Former Gov. Pat McCrory told CLC that one of his proudest successes was reforming transportation planning. “In the past 50 years we built roads based on where the powerful politicians lived, Republicans and Democrats, and I said that’s not the way to do it because it is inefficient, and we are often building roads where we don’t need it and it was costing hundreds upon hundreds of million dollars of inefficiency by politicizing road building,” he said.
“So what we did was set a formula based upon traffic safety and economic development. Neither the bureaucrats decided nor the politicians decided, the numbers decided where we build roads in North Carolina. We literally built 30 percent more roads once we took the politics out of road building.
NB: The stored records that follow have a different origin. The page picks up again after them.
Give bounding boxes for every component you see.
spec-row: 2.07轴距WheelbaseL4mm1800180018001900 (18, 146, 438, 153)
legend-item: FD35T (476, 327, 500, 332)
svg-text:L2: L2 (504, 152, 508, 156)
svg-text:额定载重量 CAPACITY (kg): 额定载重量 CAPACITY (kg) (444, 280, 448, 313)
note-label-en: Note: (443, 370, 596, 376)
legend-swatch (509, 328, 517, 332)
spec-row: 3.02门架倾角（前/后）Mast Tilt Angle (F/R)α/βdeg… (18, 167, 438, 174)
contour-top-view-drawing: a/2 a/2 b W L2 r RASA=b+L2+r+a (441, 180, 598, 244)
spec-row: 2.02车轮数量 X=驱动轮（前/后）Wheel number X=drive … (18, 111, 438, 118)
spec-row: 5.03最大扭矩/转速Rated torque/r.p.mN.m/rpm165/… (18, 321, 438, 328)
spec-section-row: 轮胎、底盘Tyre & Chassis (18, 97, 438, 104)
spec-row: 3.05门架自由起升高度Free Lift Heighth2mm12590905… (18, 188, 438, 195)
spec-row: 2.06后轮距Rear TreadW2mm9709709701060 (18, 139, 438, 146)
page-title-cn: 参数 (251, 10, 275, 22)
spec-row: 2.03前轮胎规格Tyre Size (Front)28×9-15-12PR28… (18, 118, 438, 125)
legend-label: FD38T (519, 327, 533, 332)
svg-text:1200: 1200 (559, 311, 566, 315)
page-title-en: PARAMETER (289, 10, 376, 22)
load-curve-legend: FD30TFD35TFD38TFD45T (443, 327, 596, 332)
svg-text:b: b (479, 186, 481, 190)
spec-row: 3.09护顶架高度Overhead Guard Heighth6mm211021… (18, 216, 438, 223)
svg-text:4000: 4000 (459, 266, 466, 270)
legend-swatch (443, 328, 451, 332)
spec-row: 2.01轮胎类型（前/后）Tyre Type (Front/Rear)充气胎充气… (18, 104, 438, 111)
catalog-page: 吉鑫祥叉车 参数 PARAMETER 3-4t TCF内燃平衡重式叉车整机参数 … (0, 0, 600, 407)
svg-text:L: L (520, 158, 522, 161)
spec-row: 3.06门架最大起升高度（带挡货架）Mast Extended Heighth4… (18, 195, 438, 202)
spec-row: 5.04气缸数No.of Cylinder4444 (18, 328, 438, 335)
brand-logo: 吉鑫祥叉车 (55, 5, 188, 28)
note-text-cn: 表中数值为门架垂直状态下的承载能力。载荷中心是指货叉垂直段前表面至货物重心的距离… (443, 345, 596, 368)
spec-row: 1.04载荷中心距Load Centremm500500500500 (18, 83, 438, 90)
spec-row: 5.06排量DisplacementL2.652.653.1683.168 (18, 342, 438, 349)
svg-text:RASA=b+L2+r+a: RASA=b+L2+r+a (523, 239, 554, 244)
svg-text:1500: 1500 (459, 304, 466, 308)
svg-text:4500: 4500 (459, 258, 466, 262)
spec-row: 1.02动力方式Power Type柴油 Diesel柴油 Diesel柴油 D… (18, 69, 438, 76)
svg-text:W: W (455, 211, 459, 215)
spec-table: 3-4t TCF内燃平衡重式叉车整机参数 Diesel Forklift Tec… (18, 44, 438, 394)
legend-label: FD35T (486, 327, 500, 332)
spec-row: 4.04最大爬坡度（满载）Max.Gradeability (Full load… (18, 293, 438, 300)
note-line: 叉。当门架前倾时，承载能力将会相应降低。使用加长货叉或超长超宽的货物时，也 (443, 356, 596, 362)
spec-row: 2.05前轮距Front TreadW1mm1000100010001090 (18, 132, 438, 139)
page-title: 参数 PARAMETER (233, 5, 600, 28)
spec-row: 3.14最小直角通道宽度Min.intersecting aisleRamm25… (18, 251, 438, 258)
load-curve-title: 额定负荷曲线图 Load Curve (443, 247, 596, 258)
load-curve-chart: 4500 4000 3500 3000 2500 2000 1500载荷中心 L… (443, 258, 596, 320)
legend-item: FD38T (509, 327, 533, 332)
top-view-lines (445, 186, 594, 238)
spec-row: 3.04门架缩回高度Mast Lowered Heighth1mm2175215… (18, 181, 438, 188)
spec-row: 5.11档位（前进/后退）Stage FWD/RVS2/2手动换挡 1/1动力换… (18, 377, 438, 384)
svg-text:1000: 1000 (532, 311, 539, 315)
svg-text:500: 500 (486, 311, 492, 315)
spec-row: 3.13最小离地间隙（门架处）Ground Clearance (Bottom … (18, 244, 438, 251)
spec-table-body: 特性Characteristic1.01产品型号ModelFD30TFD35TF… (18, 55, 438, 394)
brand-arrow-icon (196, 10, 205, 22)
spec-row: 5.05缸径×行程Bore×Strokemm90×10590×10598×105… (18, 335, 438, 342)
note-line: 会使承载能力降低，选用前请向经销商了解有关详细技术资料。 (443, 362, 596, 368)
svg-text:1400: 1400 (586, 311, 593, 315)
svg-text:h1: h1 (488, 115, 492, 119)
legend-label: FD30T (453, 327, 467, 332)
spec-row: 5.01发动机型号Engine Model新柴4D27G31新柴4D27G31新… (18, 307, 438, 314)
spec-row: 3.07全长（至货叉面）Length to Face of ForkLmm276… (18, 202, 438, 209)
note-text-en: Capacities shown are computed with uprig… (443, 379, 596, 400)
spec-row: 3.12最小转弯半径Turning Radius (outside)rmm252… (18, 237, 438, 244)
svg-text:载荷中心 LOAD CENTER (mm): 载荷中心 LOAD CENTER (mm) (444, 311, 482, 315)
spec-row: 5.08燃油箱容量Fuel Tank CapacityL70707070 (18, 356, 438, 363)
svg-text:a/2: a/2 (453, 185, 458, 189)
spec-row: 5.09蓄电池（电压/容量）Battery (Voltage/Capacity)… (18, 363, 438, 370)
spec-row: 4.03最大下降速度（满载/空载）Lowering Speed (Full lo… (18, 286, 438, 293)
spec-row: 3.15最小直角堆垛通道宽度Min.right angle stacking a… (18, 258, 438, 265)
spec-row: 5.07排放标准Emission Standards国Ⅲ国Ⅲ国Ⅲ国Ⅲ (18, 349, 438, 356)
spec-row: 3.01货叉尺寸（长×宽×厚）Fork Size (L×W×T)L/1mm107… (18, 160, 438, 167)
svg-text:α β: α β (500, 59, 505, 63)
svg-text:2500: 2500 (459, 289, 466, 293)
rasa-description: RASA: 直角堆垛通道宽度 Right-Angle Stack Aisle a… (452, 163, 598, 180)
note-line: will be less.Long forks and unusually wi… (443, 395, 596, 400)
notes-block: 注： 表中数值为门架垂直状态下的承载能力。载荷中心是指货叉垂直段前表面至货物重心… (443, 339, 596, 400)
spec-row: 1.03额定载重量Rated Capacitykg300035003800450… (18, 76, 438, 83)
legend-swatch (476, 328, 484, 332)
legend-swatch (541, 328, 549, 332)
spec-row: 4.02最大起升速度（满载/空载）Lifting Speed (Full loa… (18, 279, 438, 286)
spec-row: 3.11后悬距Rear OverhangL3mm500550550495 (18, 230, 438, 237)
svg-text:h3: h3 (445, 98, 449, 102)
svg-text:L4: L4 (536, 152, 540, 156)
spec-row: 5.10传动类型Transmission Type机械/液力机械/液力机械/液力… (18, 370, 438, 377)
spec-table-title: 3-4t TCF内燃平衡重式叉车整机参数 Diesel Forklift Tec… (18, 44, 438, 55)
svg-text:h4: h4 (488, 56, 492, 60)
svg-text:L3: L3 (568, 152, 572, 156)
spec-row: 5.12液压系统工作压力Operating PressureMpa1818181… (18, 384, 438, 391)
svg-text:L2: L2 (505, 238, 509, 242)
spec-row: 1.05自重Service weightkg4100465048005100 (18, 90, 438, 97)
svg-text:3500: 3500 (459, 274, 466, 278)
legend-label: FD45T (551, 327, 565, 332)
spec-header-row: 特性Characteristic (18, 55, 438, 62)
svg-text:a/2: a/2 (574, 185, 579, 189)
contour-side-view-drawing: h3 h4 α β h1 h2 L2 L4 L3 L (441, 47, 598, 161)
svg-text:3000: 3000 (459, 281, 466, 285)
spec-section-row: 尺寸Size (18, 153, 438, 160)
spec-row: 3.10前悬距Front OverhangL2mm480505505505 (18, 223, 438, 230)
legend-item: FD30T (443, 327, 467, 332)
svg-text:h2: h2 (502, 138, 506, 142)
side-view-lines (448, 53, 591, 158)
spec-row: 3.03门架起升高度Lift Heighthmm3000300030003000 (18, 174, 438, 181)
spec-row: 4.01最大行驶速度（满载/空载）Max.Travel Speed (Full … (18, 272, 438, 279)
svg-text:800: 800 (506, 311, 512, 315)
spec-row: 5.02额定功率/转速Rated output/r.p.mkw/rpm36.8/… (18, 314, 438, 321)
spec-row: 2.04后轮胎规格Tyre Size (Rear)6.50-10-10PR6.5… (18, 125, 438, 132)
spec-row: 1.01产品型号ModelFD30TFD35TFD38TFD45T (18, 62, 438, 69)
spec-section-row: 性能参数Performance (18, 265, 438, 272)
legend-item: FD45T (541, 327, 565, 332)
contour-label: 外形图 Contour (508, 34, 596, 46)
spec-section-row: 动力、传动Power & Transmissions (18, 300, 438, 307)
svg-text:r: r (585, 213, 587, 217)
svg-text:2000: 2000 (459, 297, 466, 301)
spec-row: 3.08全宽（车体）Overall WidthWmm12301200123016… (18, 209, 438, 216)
“I am concerned that in the future both my Republican friends and my Democrat friends are going to want to go back to the old system. In fact if we did not have that formula right now Gov. (Roy) Cooper would be selling roads throughout the state and frankly some of our legislators would be selling roads throughout the state, and making deals.”
Ann McElhinney
Journalist Ann McElhinney told CLC attendees about how she and her husband, Phelim McAleer, have been making a movie about notorious abortionist Kermit Gosnell.
Gosnell performed illegal abortions, some fatal, and even killed babies born alive, in a filthy clinic as cats wandered around, women in agonizing pain sat alone all day, and garbage piled up. Yet the authorities refused to even inspect his clinic. He might never have been imprisoned for life for his crimes except for the heroic work of Philadelphia police detective Jim Wood, who fought through an array of obstacles to help secure Gosnell’s conviction.
“Nobody cared about [Gosnell’s clinic] till Jim Wood came along,” McElhinney said. That should inspire us, she added. “Don’t let anyone tell you one person can’t change the world.”
Lawson Bader
Maintaining the privacy of individual donors is essential for our democratic system, according to Lawson Bader, president of DonorsTrust.
Efforts to expose the names of all political donors are an attack on their privacy, which has been “an inherent part of American democracy since the Federalist Papers, which were published anonymously,” he said.
Going back to the days of Daniel Webster, our political system and the courts have recognized the value of independent, private institutions. And courts have defended this tradition.
For example, consider a key case from the days of Jim Crow, when the South was solidly Democratic. Alabama’s state government wanted to force the NAACP to reveal the names of its donors – an obvious attempt to intimidate them – and even ban the group from the state. But the U.S. Supreme Court affirmed “ the vital relationship between freedom to associate and privacy in one’s associations,” and ruled in favor of the NAACP.
In short, Bader concluded, civil society requires a flourishing charitable sector, and that truly private philanthropy is indeed “democracy in action.”